Bureaucracy complicates man's 'fun' project

The Columbian
Published: October 1, 2014, 5:00pm
2 Photos
Anna Reed/Statesman-Journal
Marvin Sannes takes a sip Monday from the public drinking fountain he worked for more than two years to install near the Old West Salem City Hall in West Salem, Ore.
Anna Reed/Statesman-Journal Marvin Sannes takes a sip Monday from the public drinking fountain he worked for more than two years to install near the Old West Salem City Hall in West Salem, Ore. Photo Gallery

SALEM, Ore. — A newly installed drinking fountain adds a classy touch to a West Salem neighborhood, but for Marvin Sannes it’s also a parable about bureaucracy.

Sannes’ nearly 2½-year effort to have a drinking fountain installed on Edgewater Street NW has ended in success. The project took patience, ingenuity and cost Sannes about $6,000 — about three times more than he expected.

In spring 2012, Sannes became interested in a 1940s-era drinking fountain, which hadn’t worked in decades. The fountain was in front of Annette’s Westgate Cafe. Sannes thought it would be “fun” to get the old fountain working again.

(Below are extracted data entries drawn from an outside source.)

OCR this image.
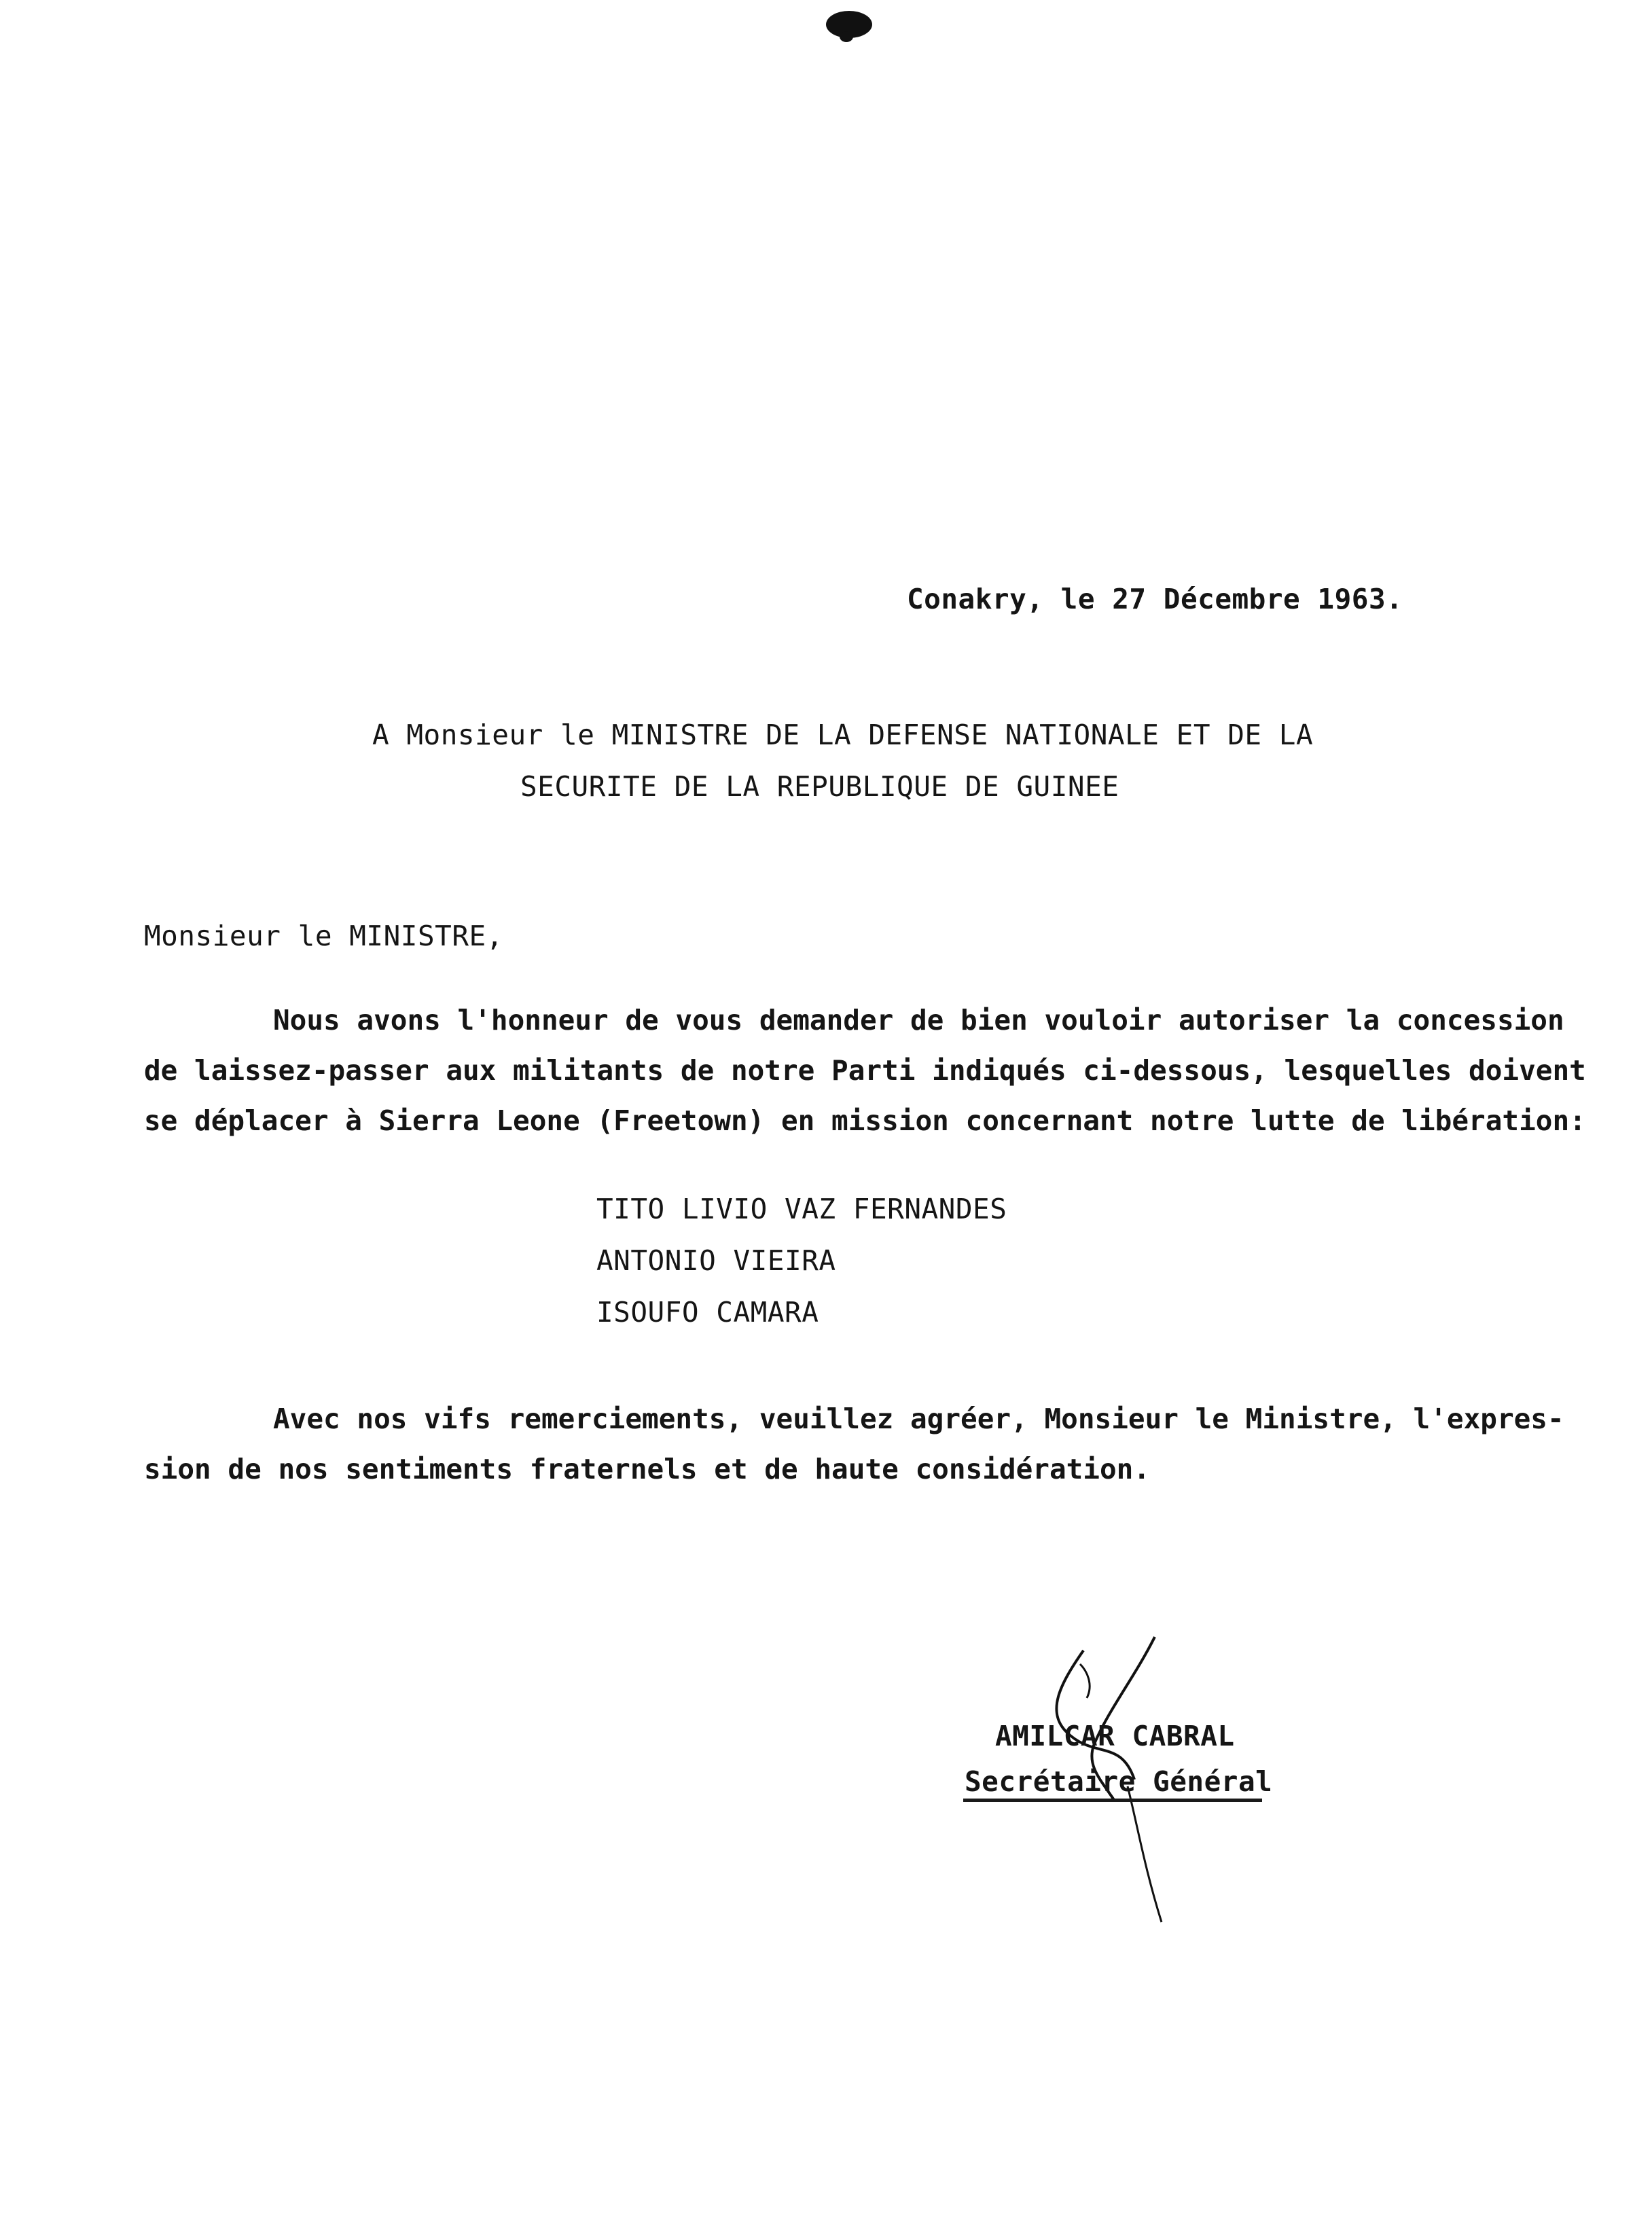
Conakry, le 27 Décembre 1963.
A Monsieur le MINISTRE DE LA DEFENSE NATIONALE ET DE LA
SECURITE DE LA REPUBLIQUE DE GUINEE
Monsieur le MINISTRE,
Nous avons l'honneur de vous demander de bien vouloir autoriser la concession
de laissez-passer aux militants de notre Parti indiqués ci-dessous, lesquelles doivent
se déplacer à Sierra Leone (Freetown) en mission concernant notre lutte de libération:
TITO LIVIO VAZ FERNANDES
ANTONIO VIEIRA
ISOUFO CAMARA
Avec nos vifs remerciements, veuillez agréer, Monsieur le Ministre, l'expres-
sion de nos sentiments fraternels et de haute considération.
AMILCAR CABRAL
Secrétaire Général
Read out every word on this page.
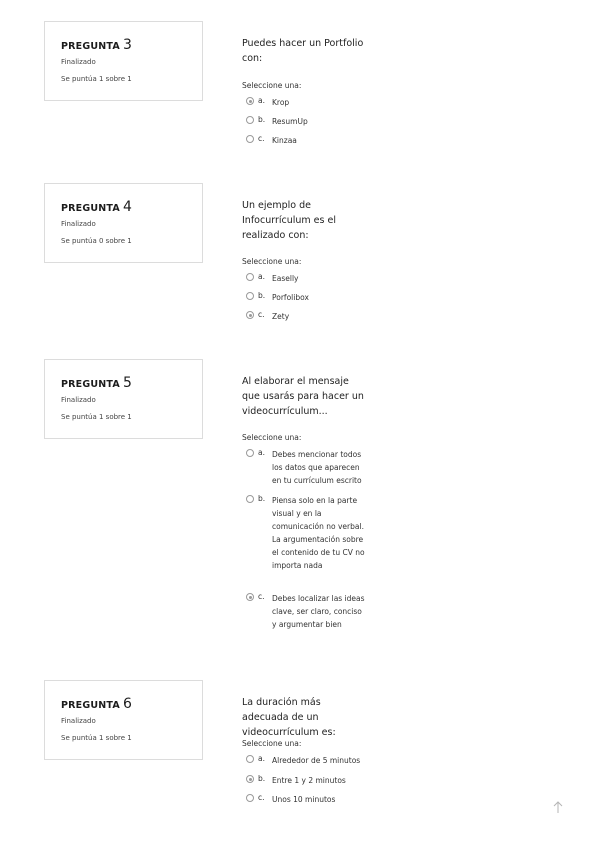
PREGUNTA 3
Finalizado
Se puntúa 1 sobre 1
Puedes hacer un Portfolio con:
Seleccione una:
a. Krop
b. ResumUp
c. Kinzaa
PREGUNTA 4
Finalizado
Se puntúa 0 sobre 1
Un ejemplo de Infocurrículum es el realizado con:
Seleccione una:
a. Easelly
b. Porfolibox
c. Zety
PREGUNTA 5
Finalizado
Se puntúa 1 sobre 1
Al elaborar el mensaje que usarás para hacer un videocurrículum...
Seleccione una:
a. Debes mencionar todos los datos que aparecen en tu currículum escrito
b. Piensa solo en la parte visual y en la comunicación no verbal. La argumentación sobre el contenido de tu CV no importa nada
c. Debes localizar las ideas clave, ser claro, conciso y argumentar bien
PREGUNTA 6
Finalizado
Se puntúa 1 sobre 1
La duración más adecuada de un videocurrículum es:
Seleccione una:
a. Alrededor de 5 minutos
b. Entre 1 y 2 minutos
c. Unos 10 minutos
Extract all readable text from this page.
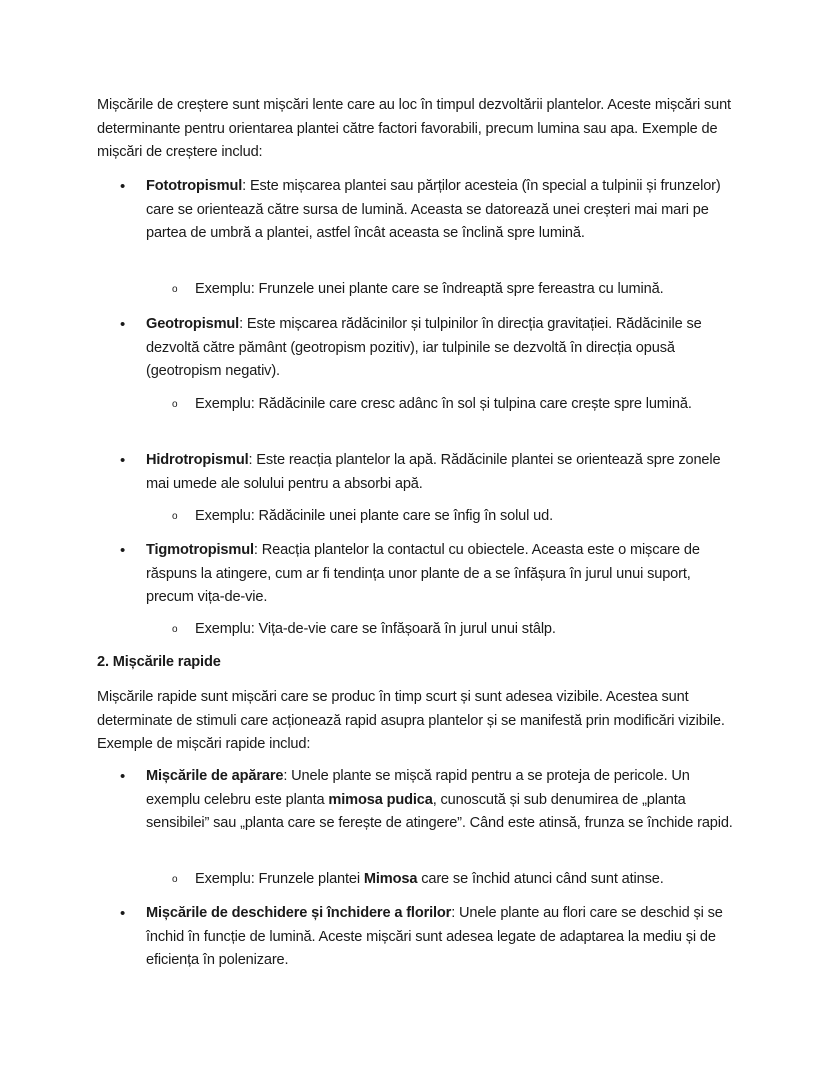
Mișcările de creștere sunt mișcări lente care au loc în timpul dezvoltării plantelor. Aceste mișcări sunt determinante pentru orientarea plantei către factori favorabili, precum lumina sau apa. Exemple de mișcări de creștere includ:
• Fototropismul: Este mișcarea plantei sau părților acesteia (în special a tulpinii și frunzelor) care se orientează către sursa de lumină. Aceasta se datorează unei creșteri mai mari pe partea de umbră a plantei, astfel încât aceasta se înclină spre lumină.
o Exemplu: Frunzele unei plante care se îndreaptă spre fereastra cu lumină.
• Geotropismul: Este mișcarea rădăcinilor și tulpinilor în direcția gravitației. Rădăcinile se dezvoltă către pământ (geotropism pozitiv), iar tulpinile se dezvoltă în direcția opusă (geotropism negativ).
o Exemplu: Rădăcinile care cresc adânc în sol și tulpina care crește spre lumină.
• Hidrotropismul: Este reacția plantelor la apă. Rădăcinile plantei se orientează spre zonele mai umede ale solului pentru a absorbi apă.
o Exemplu: Rădăcinile unei plante care se înfig în solul ud.
• Tigmotropismul: Reacția plantelor la contactul cu obiectele. Aceasta este o mișcare de răspuns la atingere, cum ar fi tendința unor plante de a se înfășura în jurul unui suport, precum vița-de-vie.
o Exemplu: Vița-de-vie care se înfășoară în jurul unui stâlp.
2. Mișcările rapide
Mișcările rapide sunt mișcări care se produc în timp scurt și sunt adesea vizibile. Acestea sunt determinate de stimuli care acționează rapid asupra plantelor și se manifestă prin modificări vizibile. Exemple de mișcări rapide includ:
• Mișcările de apărare: Unele plante se mișcă rapid pentru a se proteja de pericole. Un exemplu celebru este planta mimosa pudica, cunoscută și sub denumirea de „planta sensibilei” sau „planta care se ferește de atingere”. Când este atinsă, frunza se închide rapid.
o Exemplu: Frunzele plantei Mimosa care se închid atunci când sunt atinse.
• Mișcările de deschidere și închidere a florilor: Unele plante au flori care se deschid și se închid în funcție de lumină. Aceste mișcări sunt adesea legate de adaptarea la mediu și de eficiența în polenizare.
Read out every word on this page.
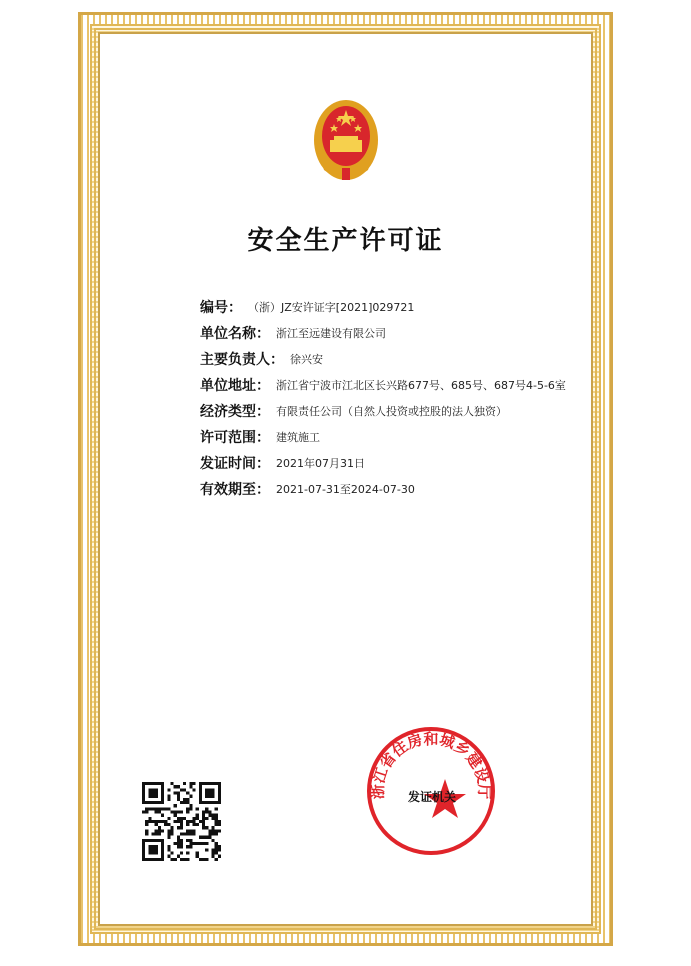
安全生产许可证
编号： （浙）JZ安许证字[2021]029721
单位名称： 浙江至远建设有限公司
主要负责人： 徐兴安
单位地址： 浙江省宁波市江北区长兴路677号、685号、687号4-5-6室
经济类型： 有限责任公司（自然人投资或控股的法人独资）
许可范围： 建筑施工
发证时间： 2021年07月31日
有效期至： 2021-07-31至2024-07-30
浙江省住房和城乡建设厅
发证机关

“It turned into a big, involved process,” he said.

The owner of Annette’s let Sannes have the cast-concrete drinking fountain. Sannes started making plans to move it across the street and place it front of the old West Salem City Hall, a building at 1320 Edgewater St. NW that he has owned since 1989.

His vision of having a historic drinking fountain paired with a historic building hit its first obstacle when Sannes wanted to put the drinking fountain in the public right of way. Placement of the fountain was solved when the city agreed to buy a sliver of Sannes’ property, with the proviso that he would install and maintain the fountain.

The next hitch was harder to overcome: plumbing problems.

Sannes thought he could simply let the fountain drain into a catch basin, the same place rain goes after a storm.

He was wrong. As Sannes explains, he was informed by the city that “you can’t spit in the river.” The outdoor fountain would need to drain into a sewer pipe, just like a plumbing fixture inside a house.

‘Virtually impossible’

Unfortunately, Sannes found it was “virtually impossible” to hook up the fountain up to the sewer and stay in compliance with the plumbing code because of a number factors. He peppered city inspectors with questions about possible solutions to no avail.

“I just threw up my hands,” Sannes said.

Next, Sannes took his plumbing conundrum to a state building code expert. The state expert suggested that a French drain — a device that slowly releases water into the ground — would solve the problem.

After Sannes paid $2,000 to have a French drain installed, a city inspector came by and wrote a stop order, he said.

Sannes then learned that the Oregon Department of Environmental Quality would need to issue an “underground injection” permit before the French drain could be used. In response to a Statesman Journal inquiry, a DEQ spokesman confirmed that a state permit is required for projects that may inject water into the aquifer.

Sannes applied to DEQ for the permit, and a month later, it was approved.

Mike Watson, a foreman with Judson’s Inc. in Salem, the company that installed the fountain, said the installation itself was relatively simple. He didn’t find the permitting processes unreasonable.

“We just had to cross all our t’s and dot our i’s,” Watson said.

The fountain, which was restored by local artist Bob Thrush, has been operating for a couple of weeks.